Don Briggs Apr. 16, 2014, 4:38pm

It is no secret that the oil and gas industry is under attack by a small group of trial lawyers. Abusive suits have been filed against the oil and gas industry by Plaquemines and Jefferson Parish, by the South Louisiana Flood Protection Authority-East (SLFPA-E), New Orleans, and over 350 legacy lawsuits have been filed all across the state. While all of these suits are currently aimed at oil and gas specifically, these suits threaten the entire business community in the state of Louisiana.

Several bills have been filed in this year’s legislative session that seek to clarify existing laws, prevent over-reach of power, and protect the oil and gas industry from such abusive suits. These bills cover topics ranging from coastal management issues like HB 862 by Rep. Robideaux, to legacy lawsuit reform bills such as SB 667 by Sen. Adley, to an attorney general bill, HB 799, regarding contingency fee usage by Rep. Bishop.

Most recently, Sen. Adley’s SB 553 passed off of the Senate floor; however, it is not quite time for a touchdown dance. This bill clarifies that the SLFPA-E is a state board and thus needs the approval of the governor regarding the hiring of outside counsel. This passage from the Senate is the first step in a series of bills that will slow down the onslaught of lawsuits that are camouflaged as coastal protection suits, but in actuality are merely money grabs.

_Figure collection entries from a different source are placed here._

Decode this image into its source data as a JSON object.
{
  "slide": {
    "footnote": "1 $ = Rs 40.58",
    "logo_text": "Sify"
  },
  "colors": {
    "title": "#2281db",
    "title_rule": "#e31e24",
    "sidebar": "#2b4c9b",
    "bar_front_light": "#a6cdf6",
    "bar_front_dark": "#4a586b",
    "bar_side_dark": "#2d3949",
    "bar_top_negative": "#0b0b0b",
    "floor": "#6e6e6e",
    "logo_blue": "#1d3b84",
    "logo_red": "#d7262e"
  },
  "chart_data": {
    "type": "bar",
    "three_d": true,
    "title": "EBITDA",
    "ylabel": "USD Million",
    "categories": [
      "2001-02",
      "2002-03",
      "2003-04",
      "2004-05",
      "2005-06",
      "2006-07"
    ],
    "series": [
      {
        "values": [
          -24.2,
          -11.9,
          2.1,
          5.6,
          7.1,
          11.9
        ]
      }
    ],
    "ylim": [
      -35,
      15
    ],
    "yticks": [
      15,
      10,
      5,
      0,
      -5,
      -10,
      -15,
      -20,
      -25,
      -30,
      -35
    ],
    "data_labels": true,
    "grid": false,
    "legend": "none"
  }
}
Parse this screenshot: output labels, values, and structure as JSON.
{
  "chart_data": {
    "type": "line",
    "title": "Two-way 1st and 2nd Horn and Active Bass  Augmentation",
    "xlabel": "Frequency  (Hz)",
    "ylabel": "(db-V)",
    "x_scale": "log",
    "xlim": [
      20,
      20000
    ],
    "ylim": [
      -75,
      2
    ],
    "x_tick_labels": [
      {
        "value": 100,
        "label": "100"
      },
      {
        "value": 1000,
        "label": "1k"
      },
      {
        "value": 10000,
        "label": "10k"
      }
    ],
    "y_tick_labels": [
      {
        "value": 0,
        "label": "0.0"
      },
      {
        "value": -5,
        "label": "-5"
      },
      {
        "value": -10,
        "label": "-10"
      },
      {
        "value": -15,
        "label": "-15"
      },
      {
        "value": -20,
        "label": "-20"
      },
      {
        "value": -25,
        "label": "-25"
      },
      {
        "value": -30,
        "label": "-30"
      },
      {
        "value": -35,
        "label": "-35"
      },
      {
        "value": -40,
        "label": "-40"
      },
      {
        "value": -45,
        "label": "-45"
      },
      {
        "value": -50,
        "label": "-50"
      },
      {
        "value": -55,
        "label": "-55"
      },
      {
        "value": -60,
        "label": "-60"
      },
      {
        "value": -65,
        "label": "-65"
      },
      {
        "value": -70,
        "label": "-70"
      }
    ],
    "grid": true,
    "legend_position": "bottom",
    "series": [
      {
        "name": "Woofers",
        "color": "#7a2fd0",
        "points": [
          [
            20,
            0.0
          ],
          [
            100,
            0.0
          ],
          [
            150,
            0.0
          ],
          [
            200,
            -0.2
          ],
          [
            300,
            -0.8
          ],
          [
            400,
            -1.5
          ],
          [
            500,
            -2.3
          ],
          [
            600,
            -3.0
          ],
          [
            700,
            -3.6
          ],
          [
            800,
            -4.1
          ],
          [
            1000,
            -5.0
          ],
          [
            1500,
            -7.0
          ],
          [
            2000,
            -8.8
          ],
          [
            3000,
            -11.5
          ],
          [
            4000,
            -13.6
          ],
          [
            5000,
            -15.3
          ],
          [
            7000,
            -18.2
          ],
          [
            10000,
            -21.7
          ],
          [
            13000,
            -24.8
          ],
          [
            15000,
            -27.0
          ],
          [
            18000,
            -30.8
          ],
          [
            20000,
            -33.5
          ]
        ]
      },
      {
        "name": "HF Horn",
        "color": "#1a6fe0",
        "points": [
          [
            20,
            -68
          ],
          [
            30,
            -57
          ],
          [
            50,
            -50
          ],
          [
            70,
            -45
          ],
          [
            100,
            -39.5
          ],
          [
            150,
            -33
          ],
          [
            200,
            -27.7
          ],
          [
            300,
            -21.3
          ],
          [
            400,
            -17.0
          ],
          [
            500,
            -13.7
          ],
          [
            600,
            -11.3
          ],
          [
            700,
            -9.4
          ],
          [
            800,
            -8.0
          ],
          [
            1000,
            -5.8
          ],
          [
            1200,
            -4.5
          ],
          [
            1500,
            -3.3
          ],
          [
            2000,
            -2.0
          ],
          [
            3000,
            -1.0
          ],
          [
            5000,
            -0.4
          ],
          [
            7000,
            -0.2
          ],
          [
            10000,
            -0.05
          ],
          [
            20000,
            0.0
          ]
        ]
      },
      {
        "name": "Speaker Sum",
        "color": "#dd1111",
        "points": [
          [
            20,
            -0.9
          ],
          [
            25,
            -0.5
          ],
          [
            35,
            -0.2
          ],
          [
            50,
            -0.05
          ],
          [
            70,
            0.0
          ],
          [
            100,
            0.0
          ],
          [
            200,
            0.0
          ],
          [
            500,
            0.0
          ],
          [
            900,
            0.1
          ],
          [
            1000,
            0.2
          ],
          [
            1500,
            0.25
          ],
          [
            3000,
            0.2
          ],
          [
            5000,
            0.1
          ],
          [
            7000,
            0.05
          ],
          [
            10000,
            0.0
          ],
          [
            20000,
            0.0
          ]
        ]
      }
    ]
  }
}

Whether a coastal lawsuit such as the SLFPA-E has filed or a land-based legacy suit, the outcome is the same. Oil and gas operators are caught up in a litigious legal climate having to spend millions of dollars on legal fees and court costs when these dollars should be going back into the state’s economy for the production of our natural resources that benefit our entire nation.

As a reminder, the oil and gas industry provides over 300,000 jobs to the state of Louisiana through exploration and production, and the pipeline and refining sector. Over 30% of the nation’s oil and gas flows from Louisiana and the Gulf of Mexico. While these are strong statistics today, they will only diminish should the legal climate continue to be unfriendly to the business community.

Plain and simple, these abusive suits are preventing economic development in the state of Louisiana. So while bills have been filed in the state legislature that will go through our system of government, the issue should not be a partisan topic. If you want jobs for our children and grandchildren, then you create a business climate that is friendly to the business community. The idea of one small group of trial lawyers tearing down an industry that has provided jobs to our state for over 100 years is simply asinine.

The issue will not completely be solved by a few pieces of legislation or by any one group advocating for the industry. The fight requires the entire business community to stand up for what is right for the future success of Louisiana.